The new administration commenced with an inauguration prayer from evangelist Franklin Graham, whose missionary hospital staff in the southern town of Lui five times last year scrambled to avoid bombs dropped from the Sudanese army's Russian-made Antonov planes.
"Unfortunately, these interest groups have a very high level of influence on the decision-makers, and they make their own agenda the nation's agenda," said Mohamed, Bashir's adviser.
Signs of Hope
The regime found no encouragement in Bush's May 4 speech calling their country "a disaster area for all human rights." But it sees hope in a report by the Center for Strategic and International Studies, a Washington think tank. The report, whose signatories include the chief National Security Council adviser on Africa and Bush's nominee for top African diplomat at the State Department, recommends shifting U.S. strategy from support for the southern rebels to a new quest for peace. That presumably would mean reopening the U.S. Embassy here, which has stood largely empty for security reasons since 1996, and naming a high-profile special envoy to bring the two sides together.
The idea would be to move beyond the enforced isolation that even senior Sudanese officials acknowledge pushed Khartoum toward what observers here call modest but promising changes: Political parties are now allowed, though a handful of their senior operatives remain jailed. Currency and visa regulations have been loosened. An independent newspaper, the Khartoum Monitor, comes out daily.
The European Union, which two years ago established a policy of constructive engagement, has been broadly encouraged.
"Yes, we feel it is working, though much slower than we would like to see," said van der Kevie, current head of the EU delegation. "We think it's very important to support the moderate voices in this government, and there are moderates. The American policy seems to see this government as a bunch of fundamentalist hard-liners that need to be opposed."

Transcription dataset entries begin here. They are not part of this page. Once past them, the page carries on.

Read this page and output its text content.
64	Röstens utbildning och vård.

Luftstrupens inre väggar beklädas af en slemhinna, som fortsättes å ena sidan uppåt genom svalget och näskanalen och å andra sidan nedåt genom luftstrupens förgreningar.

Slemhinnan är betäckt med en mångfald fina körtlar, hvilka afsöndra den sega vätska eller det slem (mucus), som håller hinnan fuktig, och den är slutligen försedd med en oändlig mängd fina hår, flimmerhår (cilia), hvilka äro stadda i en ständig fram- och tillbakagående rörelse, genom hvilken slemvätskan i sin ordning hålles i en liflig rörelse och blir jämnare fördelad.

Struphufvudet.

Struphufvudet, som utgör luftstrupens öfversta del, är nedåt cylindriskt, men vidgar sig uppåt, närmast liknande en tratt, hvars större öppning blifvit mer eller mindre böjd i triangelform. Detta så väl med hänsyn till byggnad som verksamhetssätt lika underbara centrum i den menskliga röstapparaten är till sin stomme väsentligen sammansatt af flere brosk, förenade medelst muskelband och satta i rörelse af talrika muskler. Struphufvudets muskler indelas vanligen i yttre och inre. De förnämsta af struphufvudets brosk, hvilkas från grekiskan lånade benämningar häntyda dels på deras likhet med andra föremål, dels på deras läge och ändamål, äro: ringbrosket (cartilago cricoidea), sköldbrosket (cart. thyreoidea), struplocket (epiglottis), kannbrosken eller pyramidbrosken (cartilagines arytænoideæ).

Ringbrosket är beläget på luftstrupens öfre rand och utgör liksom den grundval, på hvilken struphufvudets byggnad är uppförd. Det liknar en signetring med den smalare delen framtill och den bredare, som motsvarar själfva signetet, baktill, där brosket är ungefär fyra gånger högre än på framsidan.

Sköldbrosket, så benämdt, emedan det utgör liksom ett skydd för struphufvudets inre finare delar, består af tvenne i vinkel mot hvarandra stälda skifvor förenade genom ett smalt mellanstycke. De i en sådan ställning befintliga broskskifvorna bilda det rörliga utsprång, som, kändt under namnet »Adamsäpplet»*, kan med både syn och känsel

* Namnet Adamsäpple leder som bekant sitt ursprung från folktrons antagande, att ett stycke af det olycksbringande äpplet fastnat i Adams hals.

Senior Sudanese officials worry that even such mixed reviews may not reach American policymakers. (Indeed, a Western diplomat visiting Khartoum began a briefing on the regime by saying, "They know they're doing the nasty.") At the same time, critics observe that Khartoum has fueled its own bad press by failing to effectively address its two main sources: the 152 civilian sites that aid groups say were bombed by government planes last year in the south, and reports by aid workers, religious groups and journalists that the government is arming Arab militias that routinely enslave southern women and children.
Mohamed maintained that "most of this so-called slavery is a practice within rebel-controlled areas. How do you hold the government of Sudan responsible?" The government has, however, established a committee to deal with "abductions," the term it prefers.
"The other factor, yes, the government can stop aerial bombing," Mohamed said. President Bashir announced a moratorium on bombings the day Bush took office, as a show of good faith to the new president, but the airstrikes later resumed.
Sudanese officials insist that these issues would recede if the Bush administration forsakes support for the southern rebels in favor of a neutral effort to negotiate peace. It is the rebels, they note, who have consistently refused offers of a cease-fire.
"If there is a new policy of the Bush administration, a policy of engagement, a policy of helping to stop the fighting, then there is no country in the world at this juncture that is more in need of the intervention and help of the United States of America than Sudan," Ismail said. "It will be most welcome."